Türkiye'de genel anlamda eleştiri özgürlüğünü olmadığını dile getiren Önderoğlu, “Hak savunucuların da resmi ideolojinin dışında bir şey söylemek istedikleri zaman hapis tehditiyle karşılaştığını düşünüyorum. Dolaysıyla bugün kamuoyu bizim bugün yargılanan dört kişi etrafında bu tehditlerin yaygınlığını anlayabilir ve görebilirse bizim sanıklığımız hiç önemli değil” diye konuştu.

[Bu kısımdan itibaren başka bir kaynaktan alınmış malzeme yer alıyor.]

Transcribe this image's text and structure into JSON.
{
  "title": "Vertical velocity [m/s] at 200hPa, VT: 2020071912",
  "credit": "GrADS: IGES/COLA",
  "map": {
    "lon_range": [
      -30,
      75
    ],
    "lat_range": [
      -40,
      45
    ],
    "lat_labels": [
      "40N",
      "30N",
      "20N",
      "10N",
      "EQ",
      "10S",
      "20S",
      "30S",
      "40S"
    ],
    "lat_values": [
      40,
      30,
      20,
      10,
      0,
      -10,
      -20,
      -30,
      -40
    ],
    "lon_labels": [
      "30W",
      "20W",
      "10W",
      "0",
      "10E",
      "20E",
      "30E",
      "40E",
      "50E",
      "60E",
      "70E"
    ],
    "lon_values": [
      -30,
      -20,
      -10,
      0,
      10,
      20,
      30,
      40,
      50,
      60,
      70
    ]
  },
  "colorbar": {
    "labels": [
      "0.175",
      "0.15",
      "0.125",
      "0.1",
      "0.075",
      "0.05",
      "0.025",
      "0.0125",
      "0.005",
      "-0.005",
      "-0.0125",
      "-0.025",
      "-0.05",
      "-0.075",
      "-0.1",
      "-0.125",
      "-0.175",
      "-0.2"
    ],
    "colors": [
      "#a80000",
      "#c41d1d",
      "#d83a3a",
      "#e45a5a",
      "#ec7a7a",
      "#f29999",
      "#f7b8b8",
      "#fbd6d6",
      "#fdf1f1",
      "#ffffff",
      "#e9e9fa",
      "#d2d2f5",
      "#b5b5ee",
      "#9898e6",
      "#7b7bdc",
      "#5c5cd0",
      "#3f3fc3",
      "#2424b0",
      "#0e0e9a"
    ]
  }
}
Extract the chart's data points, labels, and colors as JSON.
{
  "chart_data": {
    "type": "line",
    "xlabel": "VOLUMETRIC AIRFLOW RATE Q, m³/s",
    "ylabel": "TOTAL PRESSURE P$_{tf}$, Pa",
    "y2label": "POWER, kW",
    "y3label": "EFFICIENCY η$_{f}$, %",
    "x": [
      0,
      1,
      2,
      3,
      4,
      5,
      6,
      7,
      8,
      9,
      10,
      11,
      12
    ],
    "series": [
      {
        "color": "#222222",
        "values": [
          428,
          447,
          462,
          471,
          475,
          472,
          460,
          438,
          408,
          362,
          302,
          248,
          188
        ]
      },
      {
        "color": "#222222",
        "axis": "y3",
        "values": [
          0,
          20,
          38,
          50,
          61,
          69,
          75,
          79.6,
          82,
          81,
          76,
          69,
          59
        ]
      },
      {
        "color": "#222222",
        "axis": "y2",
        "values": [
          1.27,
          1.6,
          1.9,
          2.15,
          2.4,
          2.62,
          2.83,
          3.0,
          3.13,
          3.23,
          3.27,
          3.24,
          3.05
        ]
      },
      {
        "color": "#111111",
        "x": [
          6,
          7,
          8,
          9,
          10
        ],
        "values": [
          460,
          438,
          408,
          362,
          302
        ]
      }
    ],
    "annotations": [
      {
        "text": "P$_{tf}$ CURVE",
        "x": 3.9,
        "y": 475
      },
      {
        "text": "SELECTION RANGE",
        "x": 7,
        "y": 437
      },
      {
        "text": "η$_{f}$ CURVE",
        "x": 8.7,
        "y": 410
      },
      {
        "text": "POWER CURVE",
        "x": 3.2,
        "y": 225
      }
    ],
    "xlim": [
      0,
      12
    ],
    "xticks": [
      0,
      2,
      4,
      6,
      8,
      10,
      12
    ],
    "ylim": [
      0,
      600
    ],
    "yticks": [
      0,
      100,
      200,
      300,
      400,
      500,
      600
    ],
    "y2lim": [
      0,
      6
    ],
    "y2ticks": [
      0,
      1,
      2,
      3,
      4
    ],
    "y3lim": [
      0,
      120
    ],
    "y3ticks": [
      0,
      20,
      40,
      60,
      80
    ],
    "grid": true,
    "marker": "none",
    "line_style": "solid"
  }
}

Fincancı ve Önderoğlu ile yazar Nesin hakkında iki ayrı iddianame hazırlanmış, gazetenin sorumlu yazı işleri müdürü İnan Kızılkaya ise gazetenin tüm haberlerinden sorumlu olduğu gerekçesiyle bu iddianamelerde ortak şüpheli olarak yer almıştı.

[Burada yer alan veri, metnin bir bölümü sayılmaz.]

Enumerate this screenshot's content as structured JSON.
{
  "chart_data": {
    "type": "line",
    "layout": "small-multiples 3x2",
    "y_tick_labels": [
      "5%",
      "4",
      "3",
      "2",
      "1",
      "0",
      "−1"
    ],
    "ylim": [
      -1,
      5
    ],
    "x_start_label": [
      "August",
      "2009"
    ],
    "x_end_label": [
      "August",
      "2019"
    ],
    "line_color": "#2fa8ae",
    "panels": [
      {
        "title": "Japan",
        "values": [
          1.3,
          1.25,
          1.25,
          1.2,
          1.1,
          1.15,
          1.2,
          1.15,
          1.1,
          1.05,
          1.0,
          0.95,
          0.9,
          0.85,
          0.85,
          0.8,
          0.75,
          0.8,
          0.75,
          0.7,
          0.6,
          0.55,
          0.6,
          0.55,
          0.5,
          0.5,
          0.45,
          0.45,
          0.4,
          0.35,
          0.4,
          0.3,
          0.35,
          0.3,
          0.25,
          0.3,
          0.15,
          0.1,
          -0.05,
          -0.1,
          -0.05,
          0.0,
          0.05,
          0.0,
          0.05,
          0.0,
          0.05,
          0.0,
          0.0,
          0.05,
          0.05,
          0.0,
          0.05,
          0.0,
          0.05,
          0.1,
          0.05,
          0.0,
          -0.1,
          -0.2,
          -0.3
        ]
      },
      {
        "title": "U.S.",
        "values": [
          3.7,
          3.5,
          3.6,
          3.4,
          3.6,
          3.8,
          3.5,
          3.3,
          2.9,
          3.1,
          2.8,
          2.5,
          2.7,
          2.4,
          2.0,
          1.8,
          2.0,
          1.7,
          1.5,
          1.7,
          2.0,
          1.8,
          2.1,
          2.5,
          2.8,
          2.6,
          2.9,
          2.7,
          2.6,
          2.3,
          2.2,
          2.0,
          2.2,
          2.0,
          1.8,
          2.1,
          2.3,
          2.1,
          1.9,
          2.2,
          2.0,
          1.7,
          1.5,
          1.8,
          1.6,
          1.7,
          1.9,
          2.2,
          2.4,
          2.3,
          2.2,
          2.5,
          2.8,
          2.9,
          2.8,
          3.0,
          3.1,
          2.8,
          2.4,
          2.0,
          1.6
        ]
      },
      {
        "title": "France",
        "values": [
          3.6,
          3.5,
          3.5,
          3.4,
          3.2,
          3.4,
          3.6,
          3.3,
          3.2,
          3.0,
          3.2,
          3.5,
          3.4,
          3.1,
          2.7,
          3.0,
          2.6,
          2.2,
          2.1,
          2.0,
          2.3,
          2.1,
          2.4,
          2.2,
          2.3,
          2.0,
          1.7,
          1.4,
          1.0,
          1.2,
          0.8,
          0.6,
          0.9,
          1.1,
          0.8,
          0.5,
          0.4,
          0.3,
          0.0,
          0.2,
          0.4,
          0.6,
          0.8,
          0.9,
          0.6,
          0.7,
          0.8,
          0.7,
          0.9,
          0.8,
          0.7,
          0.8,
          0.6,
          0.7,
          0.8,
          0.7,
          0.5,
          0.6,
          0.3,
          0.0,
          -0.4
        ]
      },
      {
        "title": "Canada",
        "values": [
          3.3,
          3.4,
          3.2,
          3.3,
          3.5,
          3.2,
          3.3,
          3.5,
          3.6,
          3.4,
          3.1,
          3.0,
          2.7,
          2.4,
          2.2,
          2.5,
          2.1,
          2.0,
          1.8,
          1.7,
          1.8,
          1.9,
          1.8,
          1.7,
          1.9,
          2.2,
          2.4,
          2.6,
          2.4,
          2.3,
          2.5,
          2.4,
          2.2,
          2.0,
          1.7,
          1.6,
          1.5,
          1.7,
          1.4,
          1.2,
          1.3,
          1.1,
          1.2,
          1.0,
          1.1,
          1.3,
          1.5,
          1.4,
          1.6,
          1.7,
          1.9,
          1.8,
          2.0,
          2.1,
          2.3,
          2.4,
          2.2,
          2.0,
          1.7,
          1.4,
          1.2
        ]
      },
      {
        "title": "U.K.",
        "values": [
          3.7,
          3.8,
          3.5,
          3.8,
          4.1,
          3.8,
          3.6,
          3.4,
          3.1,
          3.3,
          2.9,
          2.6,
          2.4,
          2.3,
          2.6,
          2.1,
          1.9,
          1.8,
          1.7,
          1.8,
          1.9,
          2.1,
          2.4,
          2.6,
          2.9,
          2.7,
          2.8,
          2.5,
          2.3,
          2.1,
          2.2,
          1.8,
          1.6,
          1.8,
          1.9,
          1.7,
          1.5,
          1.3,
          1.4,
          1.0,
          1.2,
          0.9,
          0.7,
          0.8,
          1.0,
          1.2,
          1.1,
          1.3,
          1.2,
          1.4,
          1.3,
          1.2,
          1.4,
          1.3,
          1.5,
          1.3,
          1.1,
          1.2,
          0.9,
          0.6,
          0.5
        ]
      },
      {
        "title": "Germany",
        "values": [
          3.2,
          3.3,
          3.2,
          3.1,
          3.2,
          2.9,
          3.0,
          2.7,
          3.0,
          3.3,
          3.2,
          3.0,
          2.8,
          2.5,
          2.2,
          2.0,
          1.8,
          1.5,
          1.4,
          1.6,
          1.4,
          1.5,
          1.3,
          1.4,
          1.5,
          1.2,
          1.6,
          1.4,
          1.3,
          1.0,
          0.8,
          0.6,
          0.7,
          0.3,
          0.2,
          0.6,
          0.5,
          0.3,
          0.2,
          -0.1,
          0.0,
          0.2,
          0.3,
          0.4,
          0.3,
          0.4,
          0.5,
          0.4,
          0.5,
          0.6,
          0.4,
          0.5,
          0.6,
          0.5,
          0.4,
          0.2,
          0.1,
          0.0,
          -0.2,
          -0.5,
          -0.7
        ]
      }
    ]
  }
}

Ahmet Nesin'in iddianamesi İstanbul 14. Ağır Ceza Mahkemesine, Korur ve Önderoğlu hakkında düzenlenen iddianame ise İstanbul 13. Ağır Ceza Mahkemesine gönderilmişti. Korur ve Önderoğlu, iddianamenin kabulüne karar veren İstanbul 13. Ağır Ceza Mahkemesince 30 Haziran'da, Nesin de İstanbul 14. Ağır Ceza Mahkemesince 1 Temmuz'da tahliye edilmişti.

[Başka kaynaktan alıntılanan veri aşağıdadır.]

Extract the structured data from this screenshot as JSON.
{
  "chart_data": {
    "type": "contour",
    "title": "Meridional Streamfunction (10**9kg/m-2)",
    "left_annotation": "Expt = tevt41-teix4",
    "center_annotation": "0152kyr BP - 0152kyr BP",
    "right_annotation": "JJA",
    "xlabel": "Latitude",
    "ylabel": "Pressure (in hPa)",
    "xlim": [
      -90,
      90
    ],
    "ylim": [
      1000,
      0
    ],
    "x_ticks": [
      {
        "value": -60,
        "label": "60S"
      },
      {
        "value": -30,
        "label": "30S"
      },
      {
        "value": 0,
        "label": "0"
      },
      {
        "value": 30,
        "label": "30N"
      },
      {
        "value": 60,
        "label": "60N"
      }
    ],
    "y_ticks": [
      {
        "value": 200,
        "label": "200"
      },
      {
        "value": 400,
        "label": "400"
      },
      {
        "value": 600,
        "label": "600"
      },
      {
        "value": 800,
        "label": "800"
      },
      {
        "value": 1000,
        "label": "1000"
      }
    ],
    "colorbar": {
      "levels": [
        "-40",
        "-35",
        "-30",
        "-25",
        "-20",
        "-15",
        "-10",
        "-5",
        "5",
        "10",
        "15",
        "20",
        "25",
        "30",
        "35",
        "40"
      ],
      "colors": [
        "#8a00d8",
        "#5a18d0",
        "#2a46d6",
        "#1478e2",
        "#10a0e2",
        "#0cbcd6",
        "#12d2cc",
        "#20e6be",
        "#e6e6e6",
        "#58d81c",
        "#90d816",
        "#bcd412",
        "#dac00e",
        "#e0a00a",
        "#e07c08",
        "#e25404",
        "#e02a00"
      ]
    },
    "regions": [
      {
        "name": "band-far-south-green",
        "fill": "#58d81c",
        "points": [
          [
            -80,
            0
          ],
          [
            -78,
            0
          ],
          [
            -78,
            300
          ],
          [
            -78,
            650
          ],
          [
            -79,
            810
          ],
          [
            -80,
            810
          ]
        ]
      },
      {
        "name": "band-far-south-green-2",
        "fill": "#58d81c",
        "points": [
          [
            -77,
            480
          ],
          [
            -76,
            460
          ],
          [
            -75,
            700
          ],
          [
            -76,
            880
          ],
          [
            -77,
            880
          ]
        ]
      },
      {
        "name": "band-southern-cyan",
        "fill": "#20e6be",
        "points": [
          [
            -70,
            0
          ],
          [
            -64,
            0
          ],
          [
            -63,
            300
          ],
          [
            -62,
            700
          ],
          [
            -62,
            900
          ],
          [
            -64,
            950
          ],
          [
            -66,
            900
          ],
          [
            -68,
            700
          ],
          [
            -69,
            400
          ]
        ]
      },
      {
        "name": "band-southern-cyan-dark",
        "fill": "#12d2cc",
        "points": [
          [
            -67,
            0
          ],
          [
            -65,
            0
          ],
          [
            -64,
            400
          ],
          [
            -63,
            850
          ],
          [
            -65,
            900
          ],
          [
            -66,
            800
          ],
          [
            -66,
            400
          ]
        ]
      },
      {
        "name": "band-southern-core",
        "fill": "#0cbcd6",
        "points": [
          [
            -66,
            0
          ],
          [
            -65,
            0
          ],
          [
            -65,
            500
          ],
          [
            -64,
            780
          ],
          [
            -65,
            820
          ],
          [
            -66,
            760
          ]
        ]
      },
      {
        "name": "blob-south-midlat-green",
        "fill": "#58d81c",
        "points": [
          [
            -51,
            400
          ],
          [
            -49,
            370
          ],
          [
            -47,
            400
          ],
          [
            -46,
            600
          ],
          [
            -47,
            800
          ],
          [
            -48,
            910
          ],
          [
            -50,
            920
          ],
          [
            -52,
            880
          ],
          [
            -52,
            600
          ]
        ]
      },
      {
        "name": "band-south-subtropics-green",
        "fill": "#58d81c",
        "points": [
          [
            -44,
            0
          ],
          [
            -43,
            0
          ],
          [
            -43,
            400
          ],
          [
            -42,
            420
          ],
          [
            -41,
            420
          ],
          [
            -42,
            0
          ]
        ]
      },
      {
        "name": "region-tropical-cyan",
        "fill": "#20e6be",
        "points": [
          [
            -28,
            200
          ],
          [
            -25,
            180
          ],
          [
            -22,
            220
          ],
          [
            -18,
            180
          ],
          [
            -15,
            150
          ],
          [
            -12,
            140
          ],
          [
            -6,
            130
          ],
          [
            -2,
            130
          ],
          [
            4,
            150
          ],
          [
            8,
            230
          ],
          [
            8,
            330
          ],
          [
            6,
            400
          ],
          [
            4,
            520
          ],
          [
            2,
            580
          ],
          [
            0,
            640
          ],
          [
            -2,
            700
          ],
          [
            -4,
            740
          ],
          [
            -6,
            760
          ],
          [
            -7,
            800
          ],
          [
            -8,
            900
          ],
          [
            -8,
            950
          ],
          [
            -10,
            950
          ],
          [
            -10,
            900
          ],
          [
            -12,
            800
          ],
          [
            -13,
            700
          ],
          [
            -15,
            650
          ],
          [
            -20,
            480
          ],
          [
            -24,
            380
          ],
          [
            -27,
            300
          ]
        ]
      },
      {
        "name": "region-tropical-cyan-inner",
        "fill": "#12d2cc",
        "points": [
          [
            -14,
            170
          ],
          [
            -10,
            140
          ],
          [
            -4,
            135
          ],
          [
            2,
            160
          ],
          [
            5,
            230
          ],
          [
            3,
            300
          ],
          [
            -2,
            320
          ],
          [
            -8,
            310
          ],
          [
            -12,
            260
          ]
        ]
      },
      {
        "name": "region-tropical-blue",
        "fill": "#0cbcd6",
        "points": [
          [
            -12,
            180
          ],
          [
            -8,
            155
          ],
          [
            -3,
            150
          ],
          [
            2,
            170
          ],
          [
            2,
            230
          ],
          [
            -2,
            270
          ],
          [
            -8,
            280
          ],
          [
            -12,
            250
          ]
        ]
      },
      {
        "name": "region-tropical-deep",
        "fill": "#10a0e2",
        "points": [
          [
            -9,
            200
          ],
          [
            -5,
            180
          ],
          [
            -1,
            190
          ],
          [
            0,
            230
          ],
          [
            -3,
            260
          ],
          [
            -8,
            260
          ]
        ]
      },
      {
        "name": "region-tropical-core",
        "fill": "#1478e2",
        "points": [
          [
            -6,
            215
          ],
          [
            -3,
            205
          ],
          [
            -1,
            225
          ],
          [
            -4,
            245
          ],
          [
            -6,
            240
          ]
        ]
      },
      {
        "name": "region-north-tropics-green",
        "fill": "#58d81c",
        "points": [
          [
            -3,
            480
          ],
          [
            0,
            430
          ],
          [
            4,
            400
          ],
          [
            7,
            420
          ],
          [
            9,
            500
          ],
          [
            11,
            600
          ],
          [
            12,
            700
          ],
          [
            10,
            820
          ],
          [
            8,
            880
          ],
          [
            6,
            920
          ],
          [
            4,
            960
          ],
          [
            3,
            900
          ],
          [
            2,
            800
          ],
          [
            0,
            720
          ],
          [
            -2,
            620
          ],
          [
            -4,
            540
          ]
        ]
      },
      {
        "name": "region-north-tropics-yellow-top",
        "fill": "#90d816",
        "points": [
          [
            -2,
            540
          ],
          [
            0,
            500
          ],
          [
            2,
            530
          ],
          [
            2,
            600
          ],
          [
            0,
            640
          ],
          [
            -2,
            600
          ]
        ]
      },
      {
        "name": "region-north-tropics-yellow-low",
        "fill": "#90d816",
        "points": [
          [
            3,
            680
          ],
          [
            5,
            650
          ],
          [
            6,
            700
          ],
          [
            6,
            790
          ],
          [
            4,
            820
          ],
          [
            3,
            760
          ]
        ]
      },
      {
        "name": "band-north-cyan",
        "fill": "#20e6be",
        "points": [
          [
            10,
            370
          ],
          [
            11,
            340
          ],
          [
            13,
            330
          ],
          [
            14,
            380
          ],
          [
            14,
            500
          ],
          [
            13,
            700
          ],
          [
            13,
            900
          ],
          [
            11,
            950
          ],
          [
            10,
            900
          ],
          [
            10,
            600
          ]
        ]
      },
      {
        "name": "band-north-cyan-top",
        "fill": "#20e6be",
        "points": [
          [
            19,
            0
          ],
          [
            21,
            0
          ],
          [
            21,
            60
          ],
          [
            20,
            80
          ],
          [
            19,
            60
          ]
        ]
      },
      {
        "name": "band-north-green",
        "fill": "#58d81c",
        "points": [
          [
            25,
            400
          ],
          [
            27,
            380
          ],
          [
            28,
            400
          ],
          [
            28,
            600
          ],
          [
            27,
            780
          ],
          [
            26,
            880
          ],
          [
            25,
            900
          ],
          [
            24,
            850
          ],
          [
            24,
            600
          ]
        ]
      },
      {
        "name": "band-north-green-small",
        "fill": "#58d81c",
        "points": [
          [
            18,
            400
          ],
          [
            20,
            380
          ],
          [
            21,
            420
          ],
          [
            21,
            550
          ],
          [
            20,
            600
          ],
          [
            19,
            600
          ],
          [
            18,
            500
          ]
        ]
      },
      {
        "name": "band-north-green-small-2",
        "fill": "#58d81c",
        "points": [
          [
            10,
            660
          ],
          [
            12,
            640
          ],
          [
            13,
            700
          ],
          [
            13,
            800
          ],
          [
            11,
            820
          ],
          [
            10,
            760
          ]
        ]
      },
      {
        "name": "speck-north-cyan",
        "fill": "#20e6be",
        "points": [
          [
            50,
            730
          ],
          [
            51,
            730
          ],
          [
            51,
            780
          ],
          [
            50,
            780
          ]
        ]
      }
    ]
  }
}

İstanbul 13. Ağır Ceza Mahkemesi heyeti, şüphelilerle ilgili dosyanın, aralarındaki hukuki ve fiili bağ nedeniyle İstanbul 13. Ağır Ceza Mahkemesindeki dava dosyasıyla birleştirilmesine hükmetmişti.
İddianamelerde sanıkların, "suç işlemeye alenen tahrik etmek", "suç ve suçluyu övme", "terör örgütü propagandası yapmak" suçlarından 2 yıldan 14 yıl altışar aya kadar hapisle cezalandırılması talep ediliyor.